I realise it’s been a long time since I heard a Stiff Little Fingers song, and the algorithm works its way through The Clash and The Buzzcocks and The Sex Pistols before the next logical thing appears to be Do You Want to Know? as well.

Leonard Cohen finds its way to the Arctic Monkeys. Jeff Buckley. Courtney Barnett. The Pixies. David Bowie. Hell, starting with Justin Timberlake or the fucking Spice Girls seems to do it. All of them end at the same place.

I don’t particularly care for the Arctic Monkeys, but I have no way of telling the algorithm to stop it. And so every repeated play tells Youtube that it should bring that clip up a little more. I have no way to fight back against it. It is always there, like a replacement for the Rickroll that no-one has ever told me about.

Back At The Day-Job Today

Brisbane has, inexplicably, decided to be cold this evening.

Well, not cold, but cool. Chilly enough that I sat out on my balcony in shorts and a t-shirt earlier this evening, intending to make notes while I read, and found myself retreating back into the muggy warmth of the living room.

It will change its mind soon. We will all burn to a crisp before the day is done. Brisbane cannot help itself in the midst of summer.

I was back at the day-job today, beginning the four-week countdown until I finish up my contract and transition into full-time study for the first time in twenty-odd years.

I spent my lunch break trying to put together a draft post about productivity and time management, since the number of conversations I’ve had about my process has reached double-digits in the space of two weeks. It’s an incredibly hard topic to write about, because people mostly ask about the tools rather than the strategic process, and the strategic process is really the valuable bit. Learning how to think about projects, and break them down, and pay attention to the time I’ve got available rather than the time I think I’ve got.

When you get right down to it, bullet journals and white boards and my obsession with Trello are just the equivalent of being given a hammer, and learning how to use a hammer is not the same thing as learning to build a house.

It’s better than nothing if you need to cobble together shelter, but you want an architect and plans if you’re going to build something pretty.

Notes from the first day of the year

It’s six o’clock in the evening as I write this, sitting out on the balcony of my tiny apartment listening to the train line and the bird song and the upstairs neighbours drunkenly mispronouncing the words ‘mortar and pestle’ over and over as they talk on the phone. Which makes a nice change from the screaming argument on the street that kicked off the afternoon, reminding me why spending time inside the apartment generally trumps sitting out in the muggy summer heat.

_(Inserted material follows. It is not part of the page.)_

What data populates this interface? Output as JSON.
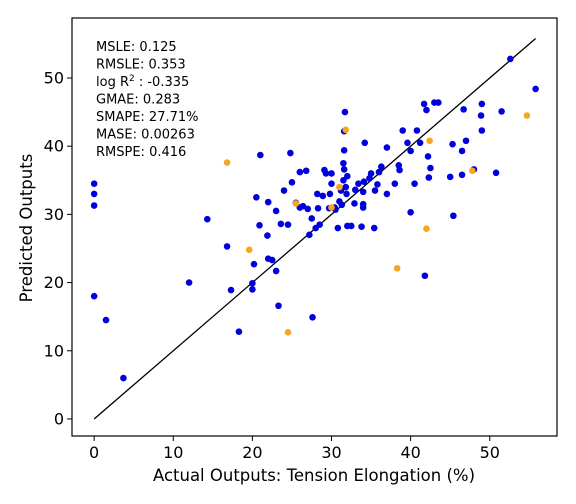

The wind is piking up and the clouds are hanging low. It doesn’t smell like rain yet, but the rain is coming later this week.

This is how we start 2017.

The rest of the day was exactly the kind of productive first day I always want out of a new year and never quite achieve. I wrote the first two scenes of a new novella draft; I read a bunch of things; I acquired new notebooks through nefarious means; I folded laundry; I washed dishes; I cooked food that required prep work and ingredients, rather than simply eating toast or throwing a vegetarian schnitzel into the oven.

I am fretting about getting things done this year. I am wary of slipping into bad habits once I wrap up the current day-job and head off to do the PhD full-time. I know how easy it is to look at a day devoted entirely to study and writing, yet still do very little.

My sole goal for 2017 is to guard against that slippage.


I think it’s Wednesday. It feels Wednesday-ish. I don’t know for sure because I’ve slipped into that blissful, holiday fugue where you lose track of days and time and schedules. I’ve watched a lot of television since finishing work for the Christmas break. I’ve finished reading a bunch of books. At random intervals, I leave the house to collect food and see the outside world and celebrate things.

Today is pulling me out of that. Today I have read stories for friends and engaged with page proofs and generally started thinking about what’s going to happen when the holidays are over. I am preparing to rewrite a white-board and outline the projects that need to get done in January.

Time to shake off the holiday inertia and reboot.